Le Broad Peak possède déjà une longue histoire tragique. Situé à la frontière sino-pakistanaise, il est considéré comme l’un des « huit mille » les plus techniques. Avant cette catastrophe, plusieurs dizaines d’alpinistes y avaient déjà perdu la vie depuis les premières expéditions.
Une montagne qui ne pardonne jamais
La disparition de Nirmal Purja s’inscrit dans une histoire plus vaste. En 1924, George Mallory et Andrew Irvine disparaissent sur l’Everest, laissant une énigme qui passionne toujours les historiens de l’alpinisme.
En 1986, la Française Liliane Barrard meurt dans une tempête sur le K2. En 1996, la catastrophe de l’Everest coûte la vie à huit alpinistes, un drame popularisé par le livre Into Thin Air de Jon Krakauer. En 2008, onze grimpeurs périssent sur le K2 après l’effondrement d’un sérac.
En 2014, seize Sherpas trouvent la mort dans une avalanche sur l’Everest, rappelant le tribut payé chaque saison par celles et ceux qui rendent les expéditions possibles. À chaque génération, la montagne rappelle qu’aucun palmarès, aucune technologie et aucune célébrité ne permettent d’en négocier les lois.
Au-delà du record, un changement de regard
Les corps de Nirmal Purja et de trois membres de son expédition ont été rapatriés mercredi 5 août au camp de base du Broad Peak, au Pakistan, où ils avaient trouvé la mort dans une avalanche. Le Club alpin du Pakistan a annoncé l’issue de cette opération de récupération, menée dans des conditions extrêmes.
« Au nom du Club alpin du Pakistan, c’est avec une immense tristesse que nous confirmons qu’à l’issue d’une opération exceptionnellement difficile et techniquement très exigeante sur le Broad Peak, les corps de Nirmal Purja, Zhong Wang, Nima Sherpa et Kilu Sherpa ont été récupérés avec succès et se trouvent désormais au camp de base », a indiqué l’organisation dans un communiqué publié sur les réseaux sociaux.

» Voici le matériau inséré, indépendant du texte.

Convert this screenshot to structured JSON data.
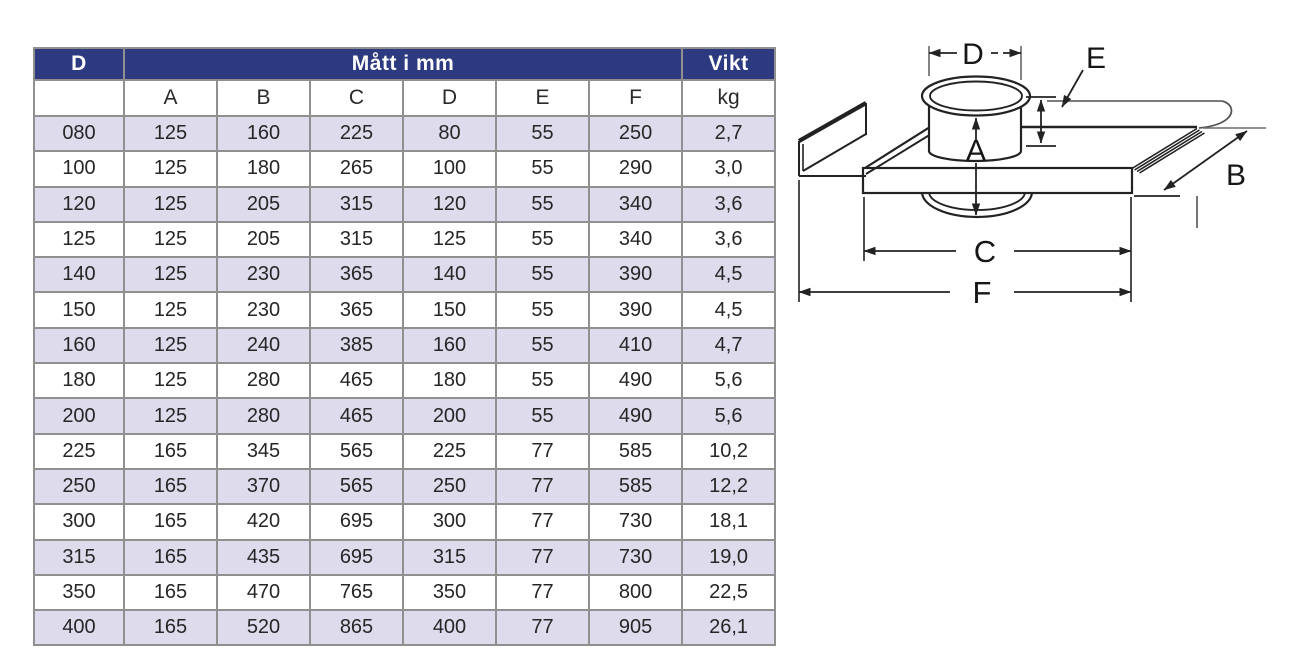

Depuis l’annonce du drame, les hommages affluent du monde entier. Le prince William a notamment salué la mémoire de l’alpiniste, adressant ses condoléances à sa famille et à ses proches. Au Népal, où Nirmal Purja était devenu une figure nationale, l’émotion est immense. « Le Népal a perdu une génération de montagnards accomplis », a regretté Tul Singh Gurung, président de l’Association nationale des guides de montagne du Népal. Un constat partagé par le guide de haute montagne Man Raj Gurung : « C’est une perte considérable pour notre secteur de l’alpinisme. Il faudra peut-être des années avant de revoir des alpinistes de cette trempe, car peu de personnes accepteront de prendre des risques aussi extrêmes. »

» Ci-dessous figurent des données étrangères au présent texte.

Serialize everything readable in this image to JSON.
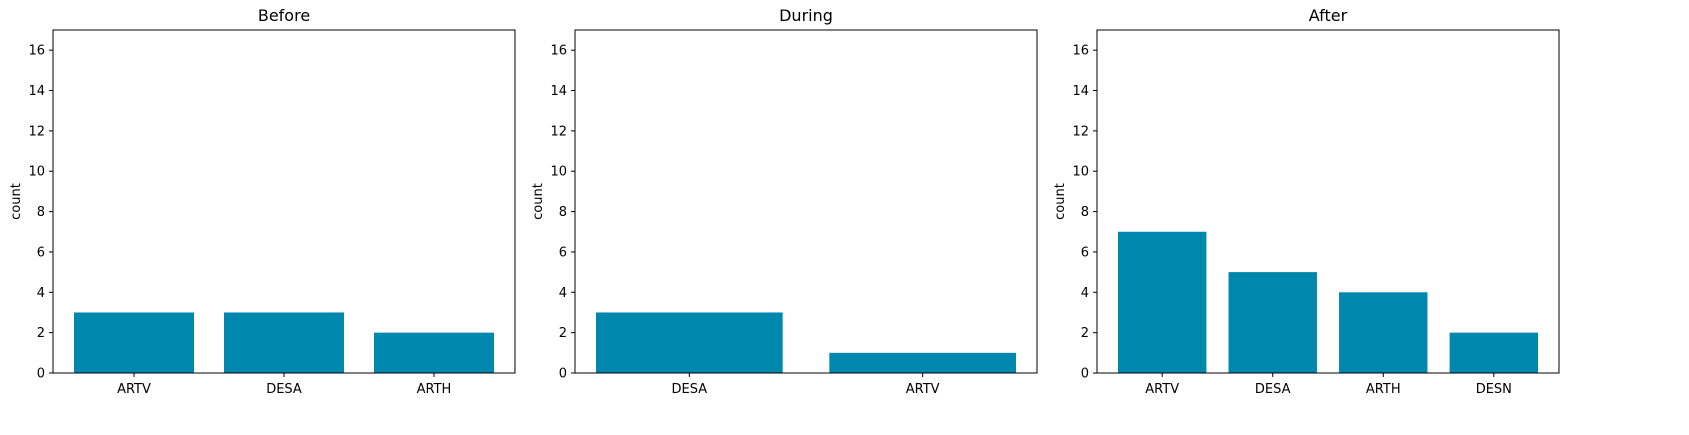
{
  "colors": {
    "bar": "#0087ae",
    "axis": "#000000",
    "background": "#ffffff"
  },
  "chart_data": [
    {
      "type": "bar",
      "title": "Before",
      "xlabel": "",
      "ylabel": "count",
      "ylim": [
        0,
        17
      ],
      "yticks": [
        0,
        2,
        4,
        6,
        8,
        10,
        12,
        14,
        16
      ],
      "categories": [
        "ARTV",
        "DESA",
        "ARTH"
      ],
      "values": [
        3,
        3,
        2
      ],
      "grid": false
    },
    {
      "type": "bar",
      "title": "During",
      "xlabel": "",
      "ylabel": "count",
      "ylim": [
        0,
        17
      ],
      "yticks": [
        0,
        2,
        4,
        6,
        8,
        10,
        12,
        14,
        16
      ],
      "categories": [
        "DESA",
        "ARTV"
      ],
      "values": [
        3,
        1
      ],
      "grid": false
    },
    {
      "type": "bar",
      "title": "After",
      "xlabel": "",
      "ylabel": "count",
      "ylim": [
        0,
        17
      ],
      "yticks": [
        0,
        2,
        4,
        6,
        8,
        10,
        12,
        14,
        16
      ],
      "categories": [
        "ARTV",
        "DESA",
        "ARTH",
        "DESN"
      ],
      "values": [
        7,
        5,
        4,
        2
      ],
      "grid": false
    }
  ]
}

Les records finiront peut-être par tomber. D’autres graviront les quatorze « huit mille » plus vite. Mais il sera difficile d’effacer ce que Nirmal Purja a profondément transformé : le regard porté sur les Sherpas, longtemps cantonnés au rôle d’assistants alors qu’ils comptent parmi les plus grands alpinistes de l’histoire.

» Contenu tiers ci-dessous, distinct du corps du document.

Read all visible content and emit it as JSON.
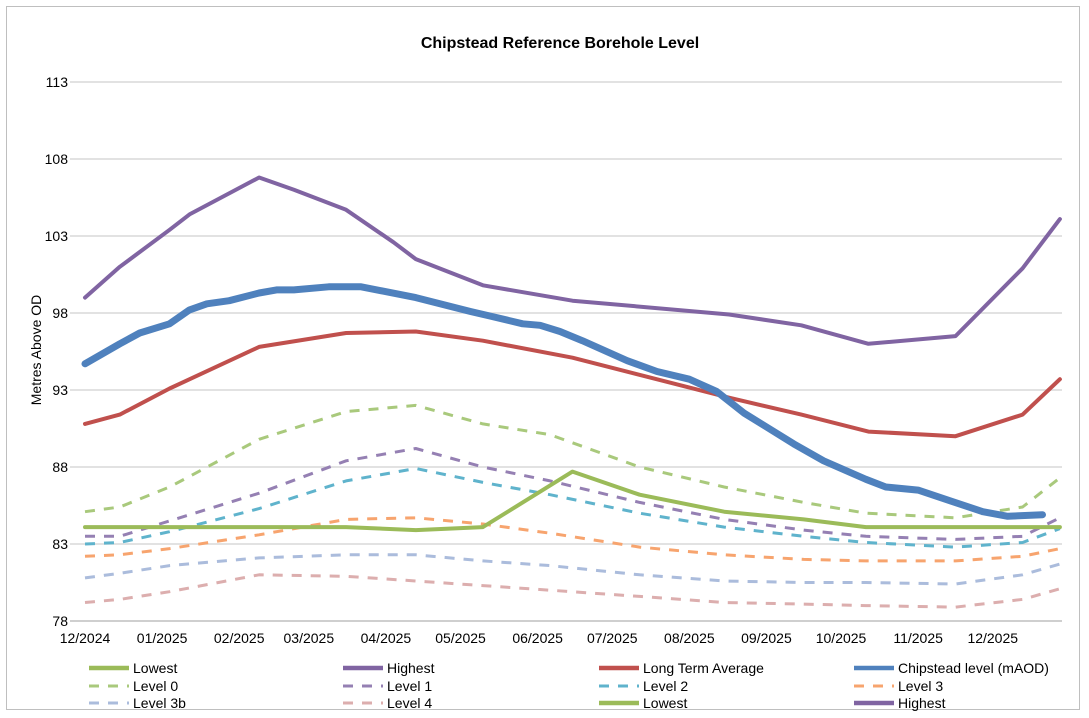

Son héritage dépasse les chronomètres. Il aura rappelé que conquérir un sommet ne consiste pas seulement à planter un drapeau au point culminant. C’est aussi écrire une histoire plus juste de celles et ceux qui rendent l’exploit possible. Et, jusque dans sa disparition au Broad Peak, Nirmal Purja aura laissé une dernière leçon : en montagne, personne ne gagne contre la nature. On obtient seulement, parfois, le privilège qu’elle nous laisse passer.